Thursday, June 19, 2008

More on the Military Lawyers and the Detainees

When he speaks publicly, Lt. Cmdr. William C. Kuebler, a military lawyer for a Guantánamo detainee, is careful to say his remarks do not reflect the views of the Pentagon.

As if anybody would make that mistake.

In his Navy blues, the youthful commander could pass for an eager cadet. But give him a minute on the subject of his client, a terrorism suspect named Omar Khadr, and he sounds like some 1960s radical lawyer, an apple-cheeked William Kunstler in uniform.

The Bush administration’s war crimes system “is designed to get criminal convictions” with “no real evidence,” Commander Kuebler says. Or he lets fly that military prosecutors “launder evidence derived from torture.”

“You put the whole package together and it stinks,” he said in an interview.

And this is especially good to read. Cmdr. Kuebler is not a flaming liberal. He's an Evangelical Christian and actually very conservative, the kind of conservative - and the kind of Christian - that we need more of:

However scrappy he may appear, Commander Kuebler does not claim the typical lawyer’s zest for a fight for its own sake.
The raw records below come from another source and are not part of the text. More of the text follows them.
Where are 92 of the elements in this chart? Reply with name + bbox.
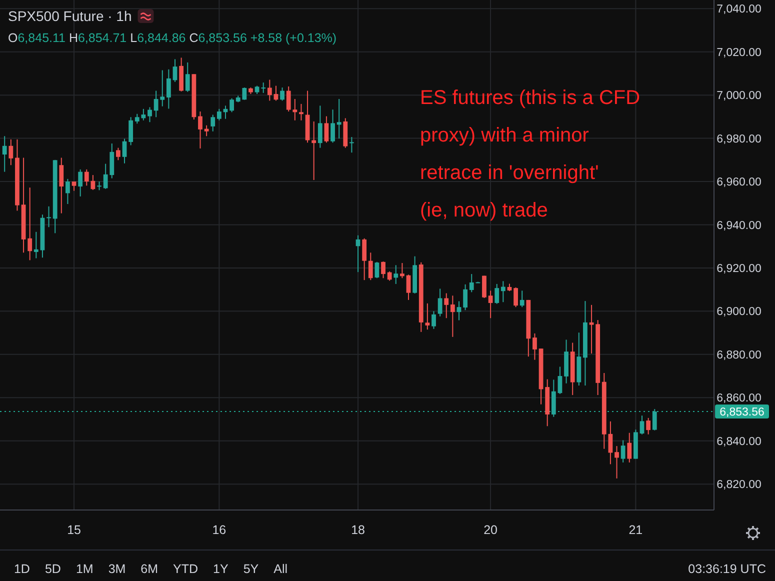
candlestick	[400, 262, 404, 279]
candlestick	[368, 252, 373, 281]
candlestick	[198, 111, 202, 149]
candlestick	[261, 82, 266, 94]
candlestick	[463, 284, 468, 311]
y-tick-label: 7,020.00	[716, 46, 762, 59]
y-tick-label: 6,840.00	[716, 436, 762, 448]
candlestick	[28, 187, 32, 261]
candlestick	[620, 440, 626, 463]
candlestick	[646, 417, 651, 435]
candlestick	[185, 62, 190, 92]
candlestick	[488, 290, 493, 319]
candlestick	[46, 206, 51, 228]
text: 5Y	[243, 562, 260, 576]
y-tick-label: 6,820.00	[716, 479, 762, 492]
text: 3M	[108, 562, 126, 576]
candlestick	[387, 270, 392, 282]
y-tick-label: 6,920.00	[716, 262, 762, 275]
text: 1Y	[213, 562, 229, 576]
y-tick-label: 6,940.00	[716, 220, 762, 232]
x-tick-label: 21	[628, 523, 643, 537]
candlestick	[532, 332, 537, 360]
candlestick	[59, 157, 64, 214]
text: 03:36:19 UTC	[688, 562, 766, 576]
text: 6M	[140, 562, 158, 576]
candlestick	[494, 283, 500, 304]
candlestick	[514, 286, 518, 308]
candlestick	[381, 260, 386, 279]
candlestick	[456, 300, 462, 321]
y-tick-label: 6,980.00	[716, 133, 762, 146]
candlestick	[116, 147, 120, 161]
candlestick	[280, 87, 284, 102]
candlestick	[614, 446, 619, 479]
candlestick	[318, 105, 322, 148]
candlestick	[72, 181, 76, 192]
candlestick	[330, 109, 335, 144]
candlestick	[8, 138, 14, 166]
candlestick	[362, 238, 367, 281]
y-tick-label: 6,960.00	[716, 176, 762, 189]
candlestick	[406, 274, 411, 300]
y-tick-label: 7,040.00	[716, 4, 762, 16]
candlestick	[520, 290, 524, 308]
candlestick	[128, 116, 134, 146]
annotation: ES futures (this is a CFD proxy) with a minor retrace in 'overnight' (ie, now) trade	[420, 87, 640, 222]
candlestick	[78, 168, 83, 197]
candlestick	[172, 58, 178, 82]
candlestick	[66, 178, 70, 204]
candlestick	[2, 136, 7, 172]
text: 5D	[44, 562, 61, 576]
text: 1D	[14, 562, 30, 576]
candlestick	[210, 114, 216, 132]
y-tick-label: 7,000.00	[716, 90, 762, 102]
candlestick	[312, 120, 316, 181]
text: YTD	[173, 562, 198, 576]
text: SPX500 Future · 1h	[8, 8, 132, 24]
candlestick	[230, 98, 234, 113]
candlestick	[482, 275, 486, 299]
text: O6,845.11 H6,854.71 L6,844.86 C6,853.56 +8.58 (+0.13%)	[8, 31, 337, 45]
candlestick	[34, 231, 38, 259]
y-tick-label: 6,900.00	[716, 306, 762, 318]
candlestick	[336, 98, 342, 140]
ref-line-label: 6,853.56	[720, 406, 764, 419]
candlestick	[324, 116, 329, 144]
y-tick-label: 6,880.00	[716, 349, 762, 362]
candlestick	[450, 295, 455, 338]
candlestick	[432, 310, 436, 330]
candlestick	[640, 415, 644, 435]
candlestick	[350, 136, 354, 154]
x-tick-label: 15	[67, 523, 82, 537]
candlestick	[558, 366, 562, 394]
candlestick	[500, 280, 506, 303]
candlestick	[438, 288, 442, 317]
candlestick	[267, 79, 272, 102]
candlestick	[84, 168, 89, 186]
candlestick	[444, 292, 449, 319]
candlestick	[374, 261, 380, 279]
candlestick	[148, 106, 152, 123]
candlestick	[394, 264, 398, 284]
candlestick	[122, 138, 127, 164]
x-tick-label: 18	[351, 523, 366, 537]
candlestick	[425, 302, 430, 330]
text: 1M	[76, 562, 94, 576]
text: All	[274, 562, 288, 576]
candlestick	[299, 103, 304, 121]
candlestick	[627, 432, 632, 463]
candlestick	[216, 108, 222, 121]
x-tick-label: 16	[212, 523, 226, 537]
y-tick-label: 6,860.00	[716, 392, 762, 405]
candlestick	[589, 304, 594, 354]
candlestick	[166, 68, 171, 110]
x-tick-label: 20	[484, 523, 498, 537]
candlestick	[204, 124, 209, 137]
Instead, he said, his faith and his work are intertwined.

“It is a powerful way to be a witness for Christ,” he said, “by demonstrating your capacity to not judge the way everybody else is judging and to serve unconditionally.”

Read "An Unlikely Antagonist in the Detainees' Corner" in today's NYT to get the whole story. I'm proud and heartened that there are military officers who support the rule of law and the ideals on which this country was founded.